To identify gain- or change- of-function mutations affecting oncogenes, we interrogated whether the mutations in our study overlapped with previously defined mutational hotspots. First, we referenced the COSMIC database (see column M “COSMIC_ID” of Supplementary Table 3). There are thousands of entries in the COSMIC database, so mutations could recur at low frequency at certain positions by chance alone. Therefore, we curated these mutations to identify those with a previously published biological function. From this analysis, we identified hotspot mutations affecting BRAF, NRAS, MAP2K1, CBL, and PPP6C (detailed in Table 1). In parallel, we referenced cancerhotspot.org, a curated database of mutational hotspots. From this analysis, we corroborated the hotpot mutations affecting BRAF, NRAS, MAP2K1, and PPP6C. In addition, we found an E548K substitution affecting PTPRT. Upon further review, we concluded that the PTPRT mutation was unlikely to be biologically active because the gene is not expressed in the melanocytic cell lineage and the mutations in this gene do not show evidence of positive selection in melanoma50, and therefore we elected not to highlight this gene in our analysis.
To identify loss-of-function mutations affecting defined tumor suppressor genes in our study, we referred to previous melanoma publications33,50. From this analysis, we identified mutations affecting NF1, CBL, RASA2, CDKN2A, ARID2, PTEN, and DDX3X. There were also mutations affecting genes that are likely tumor suppressors in melanoma but have yet to be unequivocally defined as such. We elected not to highlight these mutations in Table 1; however, we encourage readers to consult the full list of mutations in Supplementary Table 3, as the number of pathogenic mutations likely exceeds the more conservative assessment shown in Table 1.
Gene expression correlation with mutation burden (related to Supplementary Table 4 and Extended Data Figure 5)
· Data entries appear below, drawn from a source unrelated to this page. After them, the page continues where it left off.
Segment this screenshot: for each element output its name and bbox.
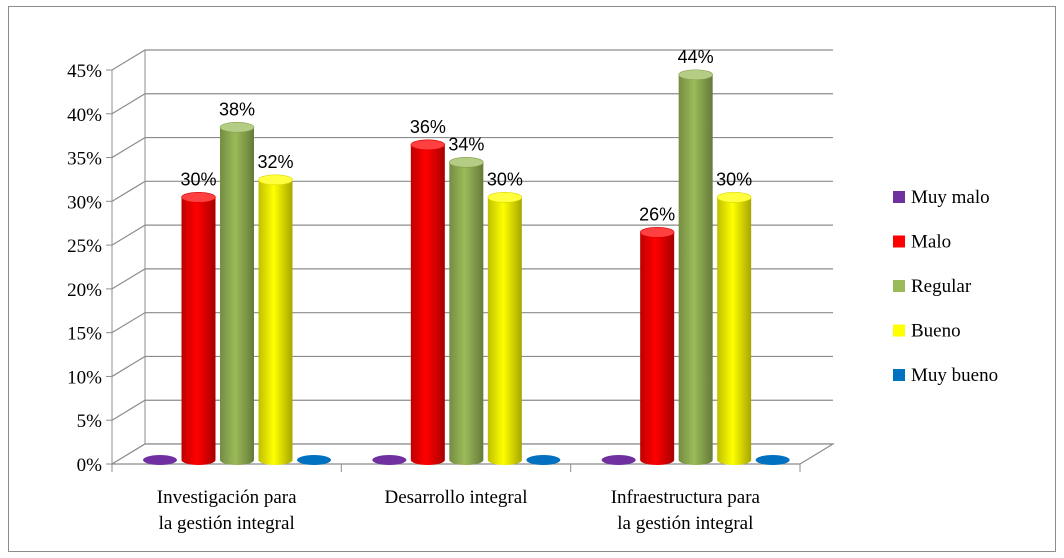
data-label: 44% — [678, 47, 714, 67]
legend-swatch — [893, 280, 905, 292]
gridlines — [106, 49, 833, 465]
gridline — [111, 399, 833, 421]
y-tick-label: 0% — [77, 455, 103, 476]
legend-label: Bueno — [911, 321, 961, 342]
data-label: 32% — [257, 152, 293, 172]
legend-item: Malo — [893, 232, 951, 253]
bar-base-disc — [143, 455, 177, 465]
data-label: 34% — [448, 134, 484, 154]
data-label: 30% — [487, 169, 523, 189]
y-tick-label: 15% — [67, 324, 102, 345]
bar-top — [258, 174, 293, 186]
bar-body — [220, 127, 254, 466]
bar-body — [258, 179, 293, 466]
y-tick-label: 10% — [67, 367, 102, 388]
y-tick-label: 5% — [77, 411, 103, 432]
bar-muy-malo — [372, 455, 407, 465]
category-label: Infraestructura para — [611, 487, 761, 508]
bar-top — [219, 121, 255, 133]
bar-top — [639, 227, 675, 238]
bar-body — [487, 197, 522, 465]
gridline — [111, 224, 833, 246]
bar-malo — [639, 227, 675, 465]
legend-item: Muy malo — [893, 187, 990, 208]
y-tick-label: 30% — [67, 192, 102, 213]
data-label: 38% — [219, 99, 255, 119]
bar-muy-malo — [143, 455, 177, 465]
bar-regular — [678, 69, 713, 465]
data-label: 36% — [410, 117, 446, 137]
bar-body — [678, 74, 713, 465]
bar-base-disc — [755, 455, 790, 465]
legend-item: Bueno — [893, 321, 961, 342]
legend-label: Regular — [911, 276, 972, 297]
bar-muy-bueno — [755, 455, 790, 465]
x-axis-categories: Investigación para la gestión integral Des… — [157, 487, 761, 534]
data-labels: 30% 36% 26% 38% 34% 44% 32% 30% 30% — [180, 47, 752, 225]
chart-walls — [111, 50, 146, 464]
legend-swatch — [893, 191, 905, 203]
gridline — [111, 312, 833, 334]
bar-base-disc — [297, 455, 331, 465]
gridline — [111, 136, 833, 159]
y-tick-label: 40% — [67, 105, 102, 126]
bar-muy-bueno — [297, 455, 331, 465]
y-tick-label: 20% — [67, 280, 102, 301]
gridline — [111, 268, 833, 290]
bar-body — [449, 162, 484, 466]
gridline — [111, 180, 833, 202]
bar-body — [717, 197, 752, 466]
bar-body — [410, 144, 445, 466]
legend-item: Muy bueno — [893, 365, 998, 386]
bar-base-disc — [601, 455, 636, 465]
legend-item: Regular — [893, 276, 972, 297]
gridline — [111, 355, 833, 377]
bar-body — [640, 232, 675, 465]
bar-malo — [181, 192, 216, 466]
legend: Muy malo Malo Regular Bueno Muy bueno — [893, 187, 998, 386]
y-tick-label: 45% — [67, 61, 102, 82]
legend-swatch — [893, 369, 905, 381]
bar-top — [410, 139, 446, 151]
y-tick-label: 25% — [67, 236, 102, 257]
legend-label: Muy bueno — [911, 365, 998, 386]
bars — [143, 69, 790, 466]
bar-top — [487, 192, 523, 203]
gridline — [111, 49, 833, 71]
bar-top — [678, 69, 713, 81]
bar-top — [181, 192, 216, 203]
data-label: 26% — [639, 204, 675, 224]
bar-bueno — [258, 174, 293, 466]
bar-malo — [410, 139, 446, 466]
legend-label: Malo — [911, 232, 951, 253]
legend-swatch — [893, 324, 905, 337]
category-label: Investigación para — [157, 487, 297, 508]
legend-swatch — [893, 235, 905, 248]
bar-muy-bueno — [526, 455, 561, 465]
data-label: 30% — [180, 169, 216, 189]
category-label: la gestión integral — [159, 513, 295, 534]
bar-regular — [219, 121, 255, 466]
bar-muy-malo — [601, 455, 636, 465]
data-label: 30% — [716, 169, 752, 189]
category-label: Desarrollo integral — [385, 487, 528, 508]
y-tick-label: 35% — [67, 149, 102, 170]
category-label: la gestión integral — [617, 513, 753, 534]
legend-label: Muy malo — [911, 187, 990, 208]
bar-base-disc — [526, 455, 561, 465]
bar-regular — [449, 157, 484, 466]
bar-top — [449, 157, 484, 168]
bar-bueno — [716, 192, 752, 466]
bar-body — [181, 197, 216, 466]
bar-bueno — [487, 192, 523, 465]
y-axis-ticks: 0% 5% 10% 15% 20% 25% 30% 35% 40% 45% — [67, 61, 102, 476]
bar-top — [716, 192, 752, 203]
bar-base-disc — [372, 455, 407, 465]
gridline — [111, 93, 833, 115]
RNA data was used to explore the variability in mutation burdens, often observed over a single site. Sites with greater than 3 standard deviations of mutation burdens, demonstrating the presence of both high and low mutation burden clones, were selected for analysis. Mutation burdens were normalized to the median of each anatomic site. Differential expression analysis was then performed using DESeq2 R package49 (v1.22.2). Genes with expression changes significantly associated (adjusted p value < 0.01) with a continuous change in mutation burden are highlighted in Supplementary Table 4 and Extended Data Fig. 5.
Estimating mutation acquisition over time in tissue culture (related to Extended Data Fig. 8)
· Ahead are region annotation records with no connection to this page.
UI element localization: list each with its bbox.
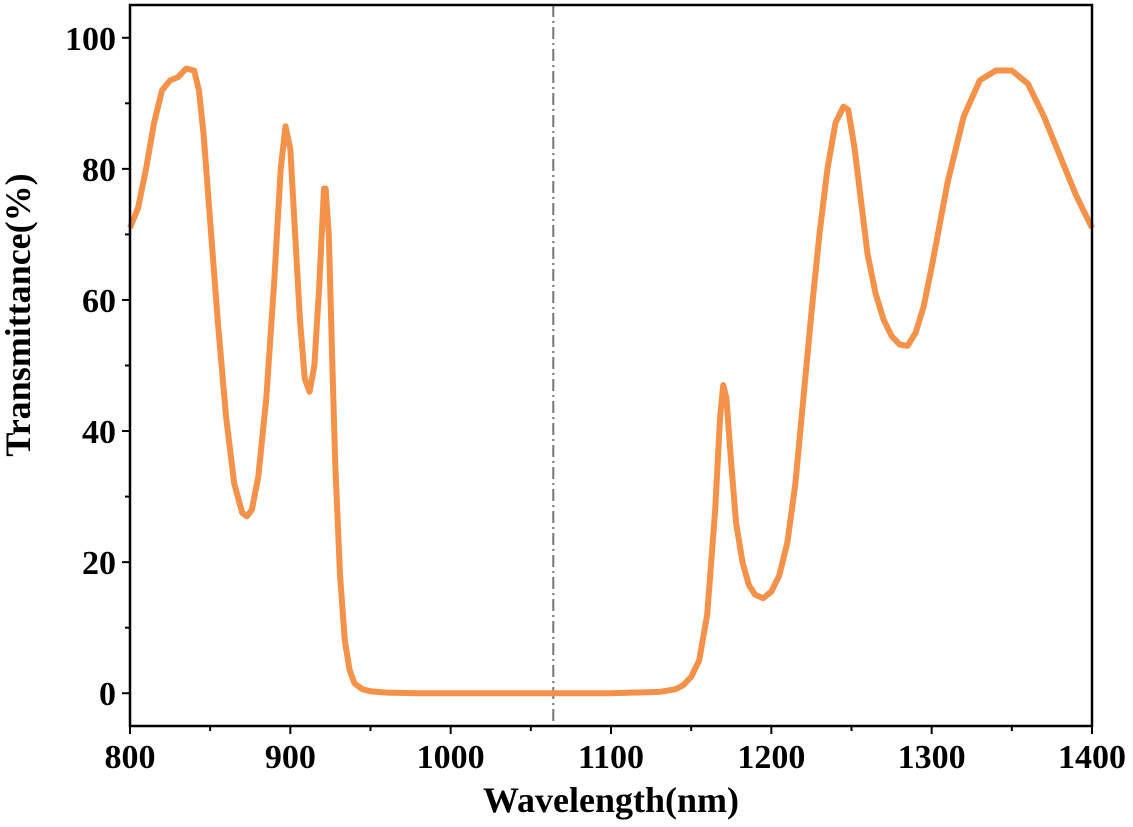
x-tick-label: 1100	[578, 739, 644, 776]
x-axis-label: Wavelength(nm)	[483, 780, 739, 820]
y-tick-label: 60	[82, 283, 116, 320]
plot-frame	[128, 3, 1094, 728]
y-axis-label: Transmittance(%)	[0, 173, 38, 456]
x-tick-label: 800	[105, 739, 156, 776]
y-tick-label: 40	[82, 414, 116, 451]
y-tick-label: 100	[65, 21, 116, 58]
x-tick-label: 1200	[737, 739, 805, 776]
y-tick-label: 0	[99, 676, 116, 713]
x-tick-label: 1400	[1058, 739, 1126, 776]
y-tick-label: 20	[82, 545, 116, 582]
x-tick-label: 900	[265, 739, 316, 776]
y-tick-label: 80	[82, 152, 116, 189]
data-line	[127, 65, 1095, 697]
x-tick-label: 1000	[417, 739, 485, 776]
x-tick-label: 1300	[898, 739, 966, 776]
We established skin cells in tissue culture for 7-14 days prior to single-cell sorting and clonal expansion. Any mutation that arose after clonal expansion would be recognizable since it would only be present in a proportion of daughter cells, thus appearing subclonal. However, mutations that arose during the brief period of tissue culture preceding clonal expansion could be mistaken as a mutation that occurred while the cell was still situated in the skin. We therefore sought to establish the rate at which melanocytes accumulate de novo mutations in tissue culture to determine whether this was a meaningful contribution to the total mutation burden that we observed in our cells.
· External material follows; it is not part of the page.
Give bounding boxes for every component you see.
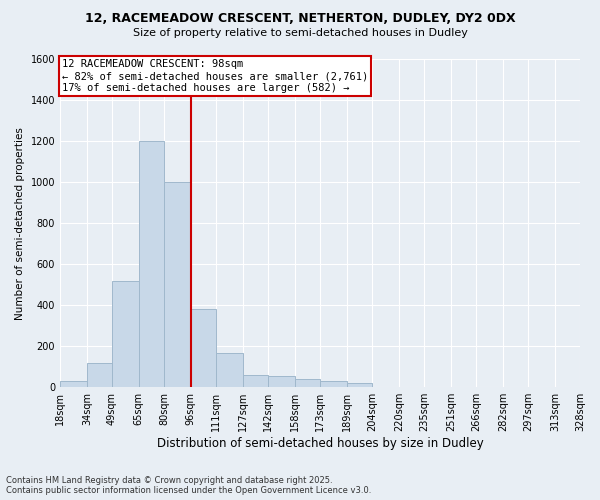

Towards this goal, we followed the framework recently put forth by Petljak and colleagues18 – in that study, the authors sequenced subclones of daughter cells from common cancer lines at different generational time points for up to 161 days, thereby revealing the mutational processes operating during their time in tissue culture. Here, we sequenced a bulk culture of normal human melanocytes derived from human foreskin to establish the germline variants and somatic mutations in the dominant clones. We continued to culture these cells, and at time points of 51, 63, 120, and 239 days, we single-cell sorted and clonally expanded individual cells. We genotyped each clonal expansion, following the same protocol that was applied to melanocytes in this study. From these analyses, we estimate that mutations occur at a rate of .045 mutations/Mb per 7 days in tissue culture. To put this in perspective, the mutation burden of melanocytes from the bottom of the foot was .25 mutations/Mb. Based on these findings, we conclude that the number of mutations accumulated in tissue culture was negligent as compared to the number of mutations that pre-existed in melanocytes that were profiled for this study.
We also analyzed the publicly available data from Petljak et al18 to deduce the rate at which melanoma cell lines accumulate mutations in tissue culture. From these analyses we estimate that mutations occur at a rate of .043 mutations/Mb per 7 days – in line with our estimates for normal human melanocytes.
Taken together, it is not surprising that the number of mutations collected from 7 days in tissue culture is negligible as compared to the number of mutations collected from decades situated in the skin.
Phylogenetic tree construction (related to Figure 4 and Extended Data Fig. 7)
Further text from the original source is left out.